An Novel Anion Exchange Membrane with Accelerated Hydroxide Ions Conduction through Quaternized Covalent Organic Framework Doped Electrospinning Binary Polymer

Abstract

The mutual restriction between hydroxide ions conductivity and alkaline stability is the main obstacle for the practical application of anion exchange membranes (AEMs) in anion exchange membrane fuel cells. In this research, we design a binary polymer nanofibers of polyvinylidene fluoride (PVDF) and polystyrene-block-poly(ethylene-ran-butylene)-block-polystyrene (SEBS) through the electrospinning technique. A quaternized covalent organic framework (QACOF) is synthesized to accelerate the hydroxide ions conduction though consisting of successive and hydrophilic hydroxide ions conduction channels based on the quaternary ammonium groups. Additionally, the ordered microchannel structures of QACOF can further accelerate the hydroxide ions conduction process.

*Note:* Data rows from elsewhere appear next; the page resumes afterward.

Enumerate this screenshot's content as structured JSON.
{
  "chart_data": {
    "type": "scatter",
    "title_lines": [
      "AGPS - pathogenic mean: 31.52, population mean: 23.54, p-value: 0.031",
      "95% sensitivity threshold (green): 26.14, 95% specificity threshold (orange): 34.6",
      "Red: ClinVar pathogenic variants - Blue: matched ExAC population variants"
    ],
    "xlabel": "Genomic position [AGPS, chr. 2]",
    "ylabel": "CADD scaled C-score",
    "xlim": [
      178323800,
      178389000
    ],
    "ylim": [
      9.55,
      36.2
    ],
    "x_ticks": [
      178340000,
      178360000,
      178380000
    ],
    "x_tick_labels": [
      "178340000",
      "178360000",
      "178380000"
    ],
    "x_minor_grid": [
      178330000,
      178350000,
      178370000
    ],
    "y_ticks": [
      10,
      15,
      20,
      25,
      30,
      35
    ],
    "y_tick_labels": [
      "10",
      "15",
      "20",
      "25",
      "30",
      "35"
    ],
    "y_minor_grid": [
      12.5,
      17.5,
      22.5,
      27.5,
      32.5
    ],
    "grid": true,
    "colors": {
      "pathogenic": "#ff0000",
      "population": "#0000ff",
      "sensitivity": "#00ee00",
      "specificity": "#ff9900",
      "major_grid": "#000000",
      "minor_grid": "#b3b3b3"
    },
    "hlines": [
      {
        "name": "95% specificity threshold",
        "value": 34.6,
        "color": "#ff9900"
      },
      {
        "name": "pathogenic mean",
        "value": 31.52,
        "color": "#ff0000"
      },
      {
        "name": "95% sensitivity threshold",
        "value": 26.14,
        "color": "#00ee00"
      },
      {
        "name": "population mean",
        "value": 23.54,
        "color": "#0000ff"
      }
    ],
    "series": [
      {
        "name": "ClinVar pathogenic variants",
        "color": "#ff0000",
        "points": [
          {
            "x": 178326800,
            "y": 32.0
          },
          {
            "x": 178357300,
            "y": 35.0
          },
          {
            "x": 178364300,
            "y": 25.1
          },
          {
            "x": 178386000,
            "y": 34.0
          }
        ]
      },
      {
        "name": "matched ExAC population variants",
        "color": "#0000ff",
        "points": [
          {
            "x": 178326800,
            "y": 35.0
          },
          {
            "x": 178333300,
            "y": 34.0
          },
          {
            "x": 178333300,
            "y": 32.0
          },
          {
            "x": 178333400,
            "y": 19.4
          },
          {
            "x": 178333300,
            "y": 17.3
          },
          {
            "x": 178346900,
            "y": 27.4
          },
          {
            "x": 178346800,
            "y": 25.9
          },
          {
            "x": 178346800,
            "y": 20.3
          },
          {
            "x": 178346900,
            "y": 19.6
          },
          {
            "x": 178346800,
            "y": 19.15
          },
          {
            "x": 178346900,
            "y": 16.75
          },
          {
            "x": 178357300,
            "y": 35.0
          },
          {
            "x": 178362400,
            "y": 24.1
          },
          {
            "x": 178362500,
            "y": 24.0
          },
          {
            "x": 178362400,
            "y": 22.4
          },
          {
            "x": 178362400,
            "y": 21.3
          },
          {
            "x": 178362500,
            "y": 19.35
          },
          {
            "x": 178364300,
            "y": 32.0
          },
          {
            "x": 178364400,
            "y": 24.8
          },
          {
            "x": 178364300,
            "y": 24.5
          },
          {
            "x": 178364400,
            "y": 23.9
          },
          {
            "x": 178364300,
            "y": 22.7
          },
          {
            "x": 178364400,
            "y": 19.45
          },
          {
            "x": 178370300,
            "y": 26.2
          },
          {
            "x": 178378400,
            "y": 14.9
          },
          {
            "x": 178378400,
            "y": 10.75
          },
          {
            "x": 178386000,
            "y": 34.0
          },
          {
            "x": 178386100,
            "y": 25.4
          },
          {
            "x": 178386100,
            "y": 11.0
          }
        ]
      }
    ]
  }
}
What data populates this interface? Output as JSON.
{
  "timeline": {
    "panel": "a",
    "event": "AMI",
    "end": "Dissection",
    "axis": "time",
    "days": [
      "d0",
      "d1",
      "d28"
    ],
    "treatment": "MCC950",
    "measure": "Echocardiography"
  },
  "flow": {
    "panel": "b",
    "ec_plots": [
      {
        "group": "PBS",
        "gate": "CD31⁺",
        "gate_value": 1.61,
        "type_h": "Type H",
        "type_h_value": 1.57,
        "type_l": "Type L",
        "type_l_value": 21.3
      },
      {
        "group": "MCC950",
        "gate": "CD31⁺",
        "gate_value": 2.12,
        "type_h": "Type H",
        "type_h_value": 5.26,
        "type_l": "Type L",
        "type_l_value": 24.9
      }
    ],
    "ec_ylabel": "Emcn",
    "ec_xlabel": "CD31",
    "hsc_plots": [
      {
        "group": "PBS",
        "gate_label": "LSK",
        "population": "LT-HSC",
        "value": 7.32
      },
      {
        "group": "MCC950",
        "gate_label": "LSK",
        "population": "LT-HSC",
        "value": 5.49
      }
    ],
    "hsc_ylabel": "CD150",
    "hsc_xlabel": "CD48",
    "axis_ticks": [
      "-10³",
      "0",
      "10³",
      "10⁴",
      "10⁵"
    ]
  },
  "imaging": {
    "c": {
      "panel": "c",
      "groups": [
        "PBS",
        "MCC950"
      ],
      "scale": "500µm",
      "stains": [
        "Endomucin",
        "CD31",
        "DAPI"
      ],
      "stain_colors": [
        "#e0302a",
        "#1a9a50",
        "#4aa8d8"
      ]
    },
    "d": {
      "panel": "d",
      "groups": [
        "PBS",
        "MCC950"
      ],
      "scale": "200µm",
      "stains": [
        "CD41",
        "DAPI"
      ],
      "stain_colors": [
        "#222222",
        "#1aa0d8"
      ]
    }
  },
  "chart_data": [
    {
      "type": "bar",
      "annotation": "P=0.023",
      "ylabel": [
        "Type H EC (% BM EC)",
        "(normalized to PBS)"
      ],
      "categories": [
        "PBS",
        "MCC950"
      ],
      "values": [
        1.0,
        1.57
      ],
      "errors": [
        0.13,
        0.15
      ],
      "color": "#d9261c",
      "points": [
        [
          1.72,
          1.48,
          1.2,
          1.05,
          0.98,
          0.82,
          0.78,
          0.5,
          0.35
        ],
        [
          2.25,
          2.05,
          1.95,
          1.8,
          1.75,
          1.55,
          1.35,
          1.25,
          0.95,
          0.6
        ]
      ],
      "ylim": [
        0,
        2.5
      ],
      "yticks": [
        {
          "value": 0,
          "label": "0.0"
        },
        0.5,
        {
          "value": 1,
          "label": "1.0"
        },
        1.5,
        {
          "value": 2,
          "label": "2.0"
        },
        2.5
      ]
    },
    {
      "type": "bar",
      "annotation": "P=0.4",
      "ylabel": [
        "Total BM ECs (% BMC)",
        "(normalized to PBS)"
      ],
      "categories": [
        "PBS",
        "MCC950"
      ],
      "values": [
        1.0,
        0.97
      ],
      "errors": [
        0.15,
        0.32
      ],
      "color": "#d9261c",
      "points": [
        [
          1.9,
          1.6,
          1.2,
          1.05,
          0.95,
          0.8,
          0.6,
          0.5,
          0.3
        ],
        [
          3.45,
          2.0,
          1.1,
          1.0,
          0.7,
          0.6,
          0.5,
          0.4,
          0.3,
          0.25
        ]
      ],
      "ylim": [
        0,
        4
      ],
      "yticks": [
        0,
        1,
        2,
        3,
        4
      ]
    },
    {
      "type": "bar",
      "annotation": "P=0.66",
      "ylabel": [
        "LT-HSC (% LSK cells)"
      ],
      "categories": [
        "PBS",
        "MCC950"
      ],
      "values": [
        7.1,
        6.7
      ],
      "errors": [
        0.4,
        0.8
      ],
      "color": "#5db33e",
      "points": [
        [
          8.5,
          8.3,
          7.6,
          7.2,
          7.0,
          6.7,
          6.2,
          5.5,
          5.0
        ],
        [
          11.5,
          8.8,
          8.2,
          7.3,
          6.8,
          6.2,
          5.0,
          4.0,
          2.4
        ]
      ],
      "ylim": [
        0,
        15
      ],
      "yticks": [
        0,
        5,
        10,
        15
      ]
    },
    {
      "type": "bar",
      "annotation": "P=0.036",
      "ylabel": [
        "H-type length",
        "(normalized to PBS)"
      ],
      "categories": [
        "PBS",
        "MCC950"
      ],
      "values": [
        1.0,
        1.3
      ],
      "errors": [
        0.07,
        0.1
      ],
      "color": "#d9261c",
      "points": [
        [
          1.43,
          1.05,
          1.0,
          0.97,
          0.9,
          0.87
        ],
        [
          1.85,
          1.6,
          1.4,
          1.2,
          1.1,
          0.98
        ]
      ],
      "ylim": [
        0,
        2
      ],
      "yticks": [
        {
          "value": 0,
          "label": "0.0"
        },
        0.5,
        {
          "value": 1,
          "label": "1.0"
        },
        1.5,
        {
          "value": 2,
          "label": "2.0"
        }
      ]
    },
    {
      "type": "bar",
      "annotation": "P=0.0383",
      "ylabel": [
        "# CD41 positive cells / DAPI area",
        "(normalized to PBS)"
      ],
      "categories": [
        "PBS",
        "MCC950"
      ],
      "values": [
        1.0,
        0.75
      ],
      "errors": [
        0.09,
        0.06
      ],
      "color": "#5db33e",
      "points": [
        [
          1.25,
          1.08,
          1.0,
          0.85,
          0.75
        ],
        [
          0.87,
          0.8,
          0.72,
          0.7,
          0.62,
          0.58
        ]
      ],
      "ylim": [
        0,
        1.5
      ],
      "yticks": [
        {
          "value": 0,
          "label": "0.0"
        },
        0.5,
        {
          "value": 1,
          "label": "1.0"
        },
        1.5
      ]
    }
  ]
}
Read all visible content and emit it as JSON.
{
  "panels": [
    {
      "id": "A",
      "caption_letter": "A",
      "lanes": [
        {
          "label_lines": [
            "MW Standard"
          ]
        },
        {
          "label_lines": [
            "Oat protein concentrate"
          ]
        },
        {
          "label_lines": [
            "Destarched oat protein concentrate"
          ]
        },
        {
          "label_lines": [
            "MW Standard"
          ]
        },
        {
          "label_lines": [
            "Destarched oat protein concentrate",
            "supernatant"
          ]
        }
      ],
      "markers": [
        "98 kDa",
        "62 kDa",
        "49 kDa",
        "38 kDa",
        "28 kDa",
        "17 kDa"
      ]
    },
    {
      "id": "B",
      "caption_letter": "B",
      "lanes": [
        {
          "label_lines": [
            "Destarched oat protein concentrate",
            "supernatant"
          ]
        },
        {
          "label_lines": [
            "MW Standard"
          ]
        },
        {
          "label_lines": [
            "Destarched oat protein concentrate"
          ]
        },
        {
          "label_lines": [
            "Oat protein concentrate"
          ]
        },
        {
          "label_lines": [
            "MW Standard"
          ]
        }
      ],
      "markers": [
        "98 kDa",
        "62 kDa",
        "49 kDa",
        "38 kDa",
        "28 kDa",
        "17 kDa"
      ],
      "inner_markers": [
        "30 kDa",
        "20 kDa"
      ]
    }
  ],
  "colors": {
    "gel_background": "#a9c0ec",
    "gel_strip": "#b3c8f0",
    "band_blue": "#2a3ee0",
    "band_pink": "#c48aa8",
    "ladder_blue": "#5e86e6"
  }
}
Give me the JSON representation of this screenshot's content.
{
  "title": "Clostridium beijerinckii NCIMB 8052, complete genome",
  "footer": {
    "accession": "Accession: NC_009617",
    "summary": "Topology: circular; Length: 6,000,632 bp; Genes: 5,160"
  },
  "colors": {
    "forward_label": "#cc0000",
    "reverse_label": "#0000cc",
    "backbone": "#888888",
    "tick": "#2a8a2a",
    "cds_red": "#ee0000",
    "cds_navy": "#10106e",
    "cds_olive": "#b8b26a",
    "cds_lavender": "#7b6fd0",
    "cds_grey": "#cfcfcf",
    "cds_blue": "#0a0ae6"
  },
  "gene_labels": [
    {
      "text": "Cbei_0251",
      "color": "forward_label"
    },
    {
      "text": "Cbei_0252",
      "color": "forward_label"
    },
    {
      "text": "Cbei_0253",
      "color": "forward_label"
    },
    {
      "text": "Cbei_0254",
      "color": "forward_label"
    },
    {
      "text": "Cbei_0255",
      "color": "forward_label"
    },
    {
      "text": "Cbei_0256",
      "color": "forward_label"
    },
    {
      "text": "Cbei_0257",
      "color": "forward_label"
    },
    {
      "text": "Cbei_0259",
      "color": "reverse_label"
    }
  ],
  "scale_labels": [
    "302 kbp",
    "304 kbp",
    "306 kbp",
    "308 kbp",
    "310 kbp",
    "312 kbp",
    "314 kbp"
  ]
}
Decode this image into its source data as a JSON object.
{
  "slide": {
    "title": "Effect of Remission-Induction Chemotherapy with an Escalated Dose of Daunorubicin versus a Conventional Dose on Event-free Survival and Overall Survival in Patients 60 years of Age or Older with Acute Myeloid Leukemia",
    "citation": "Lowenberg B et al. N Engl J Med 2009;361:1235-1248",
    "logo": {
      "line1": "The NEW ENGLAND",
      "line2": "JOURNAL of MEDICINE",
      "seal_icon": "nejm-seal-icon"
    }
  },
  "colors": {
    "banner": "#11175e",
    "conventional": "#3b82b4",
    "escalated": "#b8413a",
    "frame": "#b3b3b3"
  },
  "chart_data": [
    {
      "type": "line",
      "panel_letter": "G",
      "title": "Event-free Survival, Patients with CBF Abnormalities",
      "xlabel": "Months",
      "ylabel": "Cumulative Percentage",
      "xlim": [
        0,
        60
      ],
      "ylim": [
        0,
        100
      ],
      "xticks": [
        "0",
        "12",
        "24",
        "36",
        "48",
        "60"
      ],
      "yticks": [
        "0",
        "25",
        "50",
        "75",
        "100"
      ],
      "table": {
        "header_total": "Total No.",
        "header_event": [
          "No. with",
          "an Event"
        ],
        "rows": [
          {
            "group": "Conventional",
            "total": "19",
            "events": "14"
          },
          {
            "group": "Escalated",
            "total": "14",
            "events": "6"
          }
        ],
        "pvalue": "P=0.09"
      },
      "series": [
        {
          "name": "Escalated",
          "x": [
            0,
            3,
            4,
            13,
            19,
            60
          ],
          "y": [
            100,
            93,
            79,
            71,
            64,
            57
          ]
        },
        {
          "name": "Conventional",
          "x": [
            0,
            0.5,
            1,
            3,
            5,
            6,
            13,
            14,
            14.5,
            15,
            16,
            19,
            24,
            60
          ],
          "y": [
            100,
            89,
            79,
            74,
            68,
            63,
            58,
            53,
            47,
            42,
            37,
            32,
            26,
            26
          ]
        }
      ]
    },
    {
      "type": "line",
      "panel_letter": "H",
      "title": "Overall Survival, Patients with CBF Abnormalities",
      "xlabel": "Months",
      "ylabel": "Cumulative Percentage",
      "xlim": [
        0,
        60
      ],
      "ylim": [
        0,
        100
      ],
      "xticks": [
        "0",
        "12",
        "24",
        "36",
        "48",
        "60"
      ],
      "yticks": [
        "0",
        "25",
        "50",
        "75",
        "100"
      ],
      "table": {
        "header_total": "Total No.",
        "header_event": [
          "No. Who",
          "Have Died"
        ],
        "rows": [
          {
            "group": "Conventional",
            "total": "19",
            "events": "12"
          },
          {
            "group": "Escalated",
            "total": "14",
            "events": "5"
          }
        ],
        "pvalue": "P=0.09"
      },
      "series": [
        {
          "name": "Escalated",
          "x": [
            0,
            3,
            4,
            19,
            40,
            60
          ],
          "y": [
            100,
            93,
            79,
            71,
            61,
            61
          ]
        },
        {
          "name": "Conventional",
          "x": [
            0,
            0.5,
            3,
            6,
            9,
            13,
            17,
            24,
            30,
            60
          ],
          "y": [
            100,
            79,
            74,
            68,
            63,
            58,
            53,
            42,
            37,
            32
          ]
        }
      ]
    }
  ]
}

The novel AEMs are thus constructed via re-stacking of PVDF-SEBS binary polymer nanofibers with the designed QACOF. The QACOF can be closely adhered to PVDF-SEBS binary polymer nanofibers even if the PVDF-SEBS/1%QACOF membrane was immersed in 2 M of KOH solution for 480 h. As a result, the single fuel cell equipped with the PVDF-SEBS/1%QACOF membrane exhibits the maximum power densities of 89.8 mW/cm2 at 30 °C and 264.2 mW/cm2 at 60 °C. Particularly, the reinforced hydroxide ions conduction and remarkable conductivity stability at subzero temperature have been realized owing to the confine of hydroxide ions conduction by chemically inert PVDF-SEBS binary polymer nanofibers. For instance, the hydroxide conductivity of the PVDF-SEBS/1%QACOF membrane is 2.58 mS/cm at -25 °C and retained to 32.4 mS/cm at 80 oC in a 480 h test.